In perhaps another sign of U.S. economic resilience, the nation’s real gross domestic product increased at an annual rate of 4.9% in 2023’s third quarter, according to the “advance” estimate released Oct. 26 by the Bureau of Economic Analysis.
That’s a considerable acceleration from 2Q’s 2.1% increase.
The GDP advance estimate released is based on source data that are incomplete or subject to further revision by the source agency. The “second” estimate for the third quarter — based on more complete data — will be released on Nov. 29.
“The increase in real GDP reflected increases in consumer spending, private inventory investment, exports, state and local government spending, federal government spending and residential fixed investment that were partly offset by a decrease in nonresidential fixed investment,” the Bureau said in a news release. “Imports, which are a subtraction in the calculation of GDP, increased.”
The Bureau elaborated that the increase in consumer spending reflected increases in both services and goods. Compared to the second quarter, the acceleration in real GDP in the third quarter reflected accelerations in consumer spending, private inventory investment and federal government spending and upturns in exports and residential fixed investment.
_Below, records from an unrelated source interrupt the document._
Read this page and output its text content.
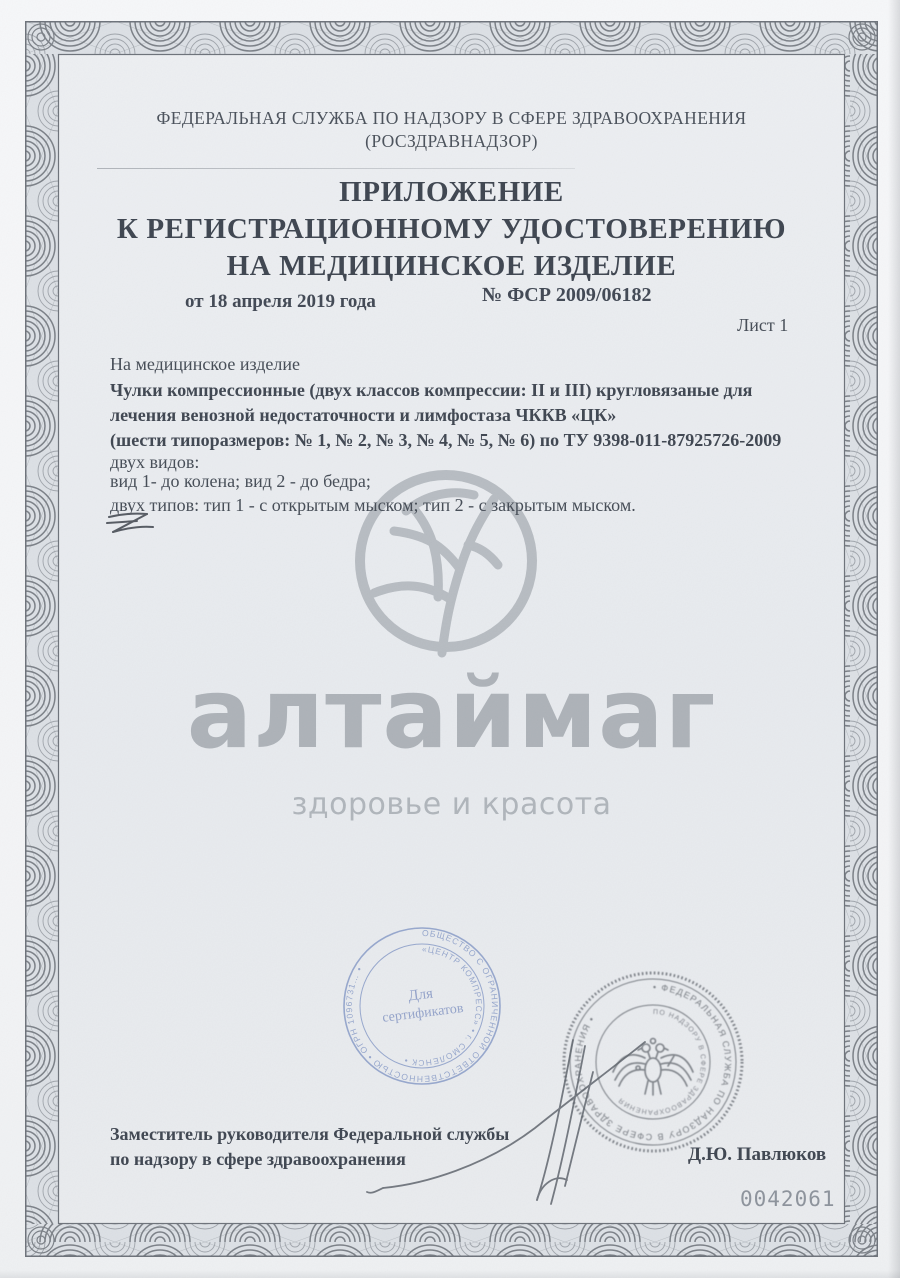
ФЕДЕРАЛЬНАЯ СЛУЖБА ПО НАДЗОРУ В СФЕРЕ ЗДРАВООХРАНЕНИЯ
(РОСЗДРАВНАДЗОР)
ПРИЛОЖЕНИЕ
К РЕГИСТРАЦИОННОМУ УДОСТОВЕРЕНИЮ
НА МЕДИЦИНСКОЕ ИЗДЕЛИЕ
от 18 апреля 2019 года	№ ФСР 2009/06182
Лист 1
На медицинское изделие
Чулки компрессионные (двух классов компрессии: II и III) кругловязаные для
лечения венозной недостаточности и лимфостаза ЧККВ «ЦК»
(шести типоразмеров: № 1, № 2, № 3, № 4, № 5, № 6) по ТУ 9398-011-87925726-2009
двух видов:
вид 1- до колена; вид 2 - до бедра;
двух типов: тип 1 - с открытым мыском; тип 2 - с закрытым мыском.
алтаймаг
здоровье и красота
ОБЩЕСТВО С ОГРАНИЧЕННОЙ ОТВЕТСТВЕННОСТЬЮ • ОГРН 1096731… •
«ЦЕНТР КОМПРЕСС» • г. СМОЛЕНСК •
Для
сертификатов
• ФЕДЕРАЛЬНАЯ СЛУЖБА ПО НАДЗОРУ В СФЕРЕ ЗДРАВООХРАНЕНИЯ •
ПО НАДЗОРУ В СФЕРЕ ЗДРАВООХРАНЕНИЯ
Заместитель руководителя Федеральной службы
по надзору в сфере здравоохранения	Д.Ю. Павлюков
0042061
These movements were partly offset by a downturn in nonresidential fixed investment and a deceleration in state and local government spending. Imports turned up.
The third quarter’s current dollar GDP increased 8.5% at an annual rate, dwarfing 2Q’s 3.8% increase.
The price index for gross domestic purchases increased 3.0% in the third quarter, compared with an increase of 1.4% in 2Q. The personal consumption expenditures (PCE) price index increased 2.9%, following 2Q’s 2.5% increase. Excluding food and energy prices, the PCE price index increased 2.4% in 3Q, compared with a 3.7% increase in 2Q.